Akinola competed for the highly-regarded Summer Program after applying and won his place in the course. He did not have the funds to attend until The Roberta Flack Foundation paid his tuition. In addition, The Foundation made a contribution to the school’s popular Spring Social.  


After Flack graduated from Howard she taught music in junior high schools in the Washington, DC area and gave private piano lessons while building an audience for her music in local nightclubs. Her residency at Mr. Henry’s on Capitol Hill became a popular attraction that drew such famed fellow entertainers as Burt Bacharach, Carmen McRae, Ramsey Lewis, Dionne Warwick, Johnny Mathis and Woody Allen to her shows. After jazz star Les McCann heard Roberta there, he helped her win a recording deal with her label, Atlantic Records.  


Flack blazed a path across 1970s popular music that won her six GRAMMY Awards, including the first-ever two-year-in-a-row win for Record of the Year (Billie Eilish joined her in this recognition with her 2021 win) and Lifetime Achievement honors. Also known for her hit duets with Donny Hathaway “Where Is the Love” and “The Closer I Get to You,” and such other hits as “Tonight I Celebrate My Love” (with Peabo Bryson) and “Set the Night to Music” (with Maxi Priest), Roberta is considered one of the greatest songstresses of our time, effortlessly traversing a broad musical landscape over the years from pop to soul to folk to jazz with a voice the BBC describes as “a molten murmur [that] flexes into a cry as pure as a prayer, heartfelt as a confessional. It is elegantly tender, almost unbearably intimate.”  

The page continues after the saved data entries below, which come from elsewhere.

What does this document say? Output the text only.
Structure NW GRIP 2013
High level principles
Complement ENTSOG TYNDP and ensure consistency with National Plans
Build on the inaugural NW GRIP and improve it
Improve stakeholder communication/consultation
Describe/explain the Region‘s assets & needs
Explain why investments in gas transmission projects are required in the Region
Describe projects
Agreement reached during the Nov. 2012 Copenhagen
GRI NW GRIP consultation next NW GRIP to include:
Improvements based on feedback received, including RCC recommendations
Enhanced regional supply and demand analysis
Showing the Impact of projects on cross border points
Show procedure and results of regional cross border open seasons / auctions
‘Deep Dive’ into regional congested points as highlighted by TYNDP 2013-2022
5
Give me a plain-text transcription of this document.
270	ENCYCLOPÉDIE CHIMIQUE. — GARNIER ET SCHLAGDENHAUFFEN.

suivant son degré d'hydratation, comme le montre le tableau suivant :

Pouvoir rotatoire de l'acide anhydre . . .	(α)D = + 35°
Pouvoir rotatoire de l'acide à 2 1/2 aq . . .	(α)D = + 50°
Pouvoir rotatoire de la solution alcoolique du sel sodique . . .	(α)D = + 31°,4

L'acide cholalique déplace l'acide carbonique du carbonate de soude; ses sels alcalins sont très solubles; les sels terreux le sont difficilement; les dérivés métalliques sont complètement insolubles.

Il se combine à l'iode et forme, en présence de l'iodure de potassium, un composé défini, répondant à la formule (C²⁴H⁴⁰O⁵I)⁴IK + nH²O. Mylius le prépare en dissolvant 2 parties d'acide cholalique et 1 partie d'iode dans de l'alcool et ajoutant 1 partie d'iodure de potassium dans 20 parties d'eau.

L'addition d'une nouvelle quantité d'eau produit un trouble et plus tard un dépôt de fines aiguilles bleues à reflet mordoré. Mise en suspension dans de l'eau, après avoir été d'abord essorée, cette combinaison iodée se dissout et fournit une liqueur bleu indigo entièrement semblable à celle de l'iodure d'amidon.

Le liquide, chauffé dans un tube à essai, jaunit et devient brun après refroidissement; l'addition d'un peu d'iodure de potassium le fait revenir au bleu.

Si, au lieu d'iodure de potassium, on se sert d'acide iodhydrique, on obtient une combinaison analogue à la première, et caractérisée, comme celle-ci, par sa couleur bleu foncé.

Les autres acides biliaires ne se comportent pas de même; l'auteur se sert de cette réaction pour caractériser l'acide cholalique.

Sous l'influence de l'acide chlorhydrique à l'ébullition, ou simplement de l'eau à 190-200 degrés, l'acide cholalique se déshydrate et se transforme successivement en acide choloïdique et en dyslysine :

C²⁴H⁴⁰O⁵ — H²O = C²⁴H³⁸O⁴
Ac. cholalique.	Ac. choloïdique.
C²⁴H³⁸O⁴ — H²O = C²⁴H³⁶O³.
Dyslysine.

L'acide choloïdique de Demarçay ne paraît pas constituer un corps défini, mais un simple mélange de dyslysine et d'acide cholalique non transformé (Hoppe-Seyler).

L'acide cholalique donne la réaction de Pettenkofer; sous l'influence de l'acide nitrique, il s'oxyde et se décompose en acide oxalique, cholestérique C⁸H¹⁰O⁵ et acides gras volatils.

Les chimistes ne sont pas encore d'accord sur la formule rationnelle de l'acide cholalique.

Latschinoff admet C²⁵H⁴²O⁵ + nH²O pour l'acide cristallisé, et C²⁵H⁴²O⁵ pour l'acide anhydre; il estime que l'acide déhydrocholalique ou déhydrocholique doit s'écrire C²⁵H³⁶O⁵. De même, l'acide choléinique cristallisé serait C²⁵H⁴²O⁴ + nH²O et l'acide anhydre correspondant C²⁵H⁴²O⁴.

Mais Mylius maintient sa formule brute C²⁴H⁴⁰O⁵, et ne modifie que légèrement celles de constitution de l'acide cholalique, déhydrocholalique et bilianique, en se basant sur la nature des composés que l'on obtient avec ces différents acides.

She has never forgotten the people who encouraged her as a youth and has always maintained the importance of nurturing young people in realizing their dreams through education and mentorship. In 2006, Flack founded the Roberta Flack School of Music in the Bronx, providing music lessons, theory, and performance experience for students regardless of their ability to pay. For a decade, more than 1000 students studied at the Roberta Flack School of Music before it closed its doors in 2016. Flack and her team hope to re-open the school in 2022-2023. Since 1987, Flack has funded an annual music scholarship in Honolulu, Hawaii that provides piano lessons for a year to one recipient. And her Roberta Flack Foundation gave grants in 2019 to the online educational incubator for young women of underserved communities, Shelectricity, and filmmaker Carol Swainson for film about changing the racial narrative in the home for families of young people, to be shown in 2023.  


“When I considered what it meant to me to leave a legacy for future generations, I knew that meant more than just my catalog of recorded music,” Flack explains. “I wanted to provide young people with the opportunity to learn, grow and fully develop their minds.”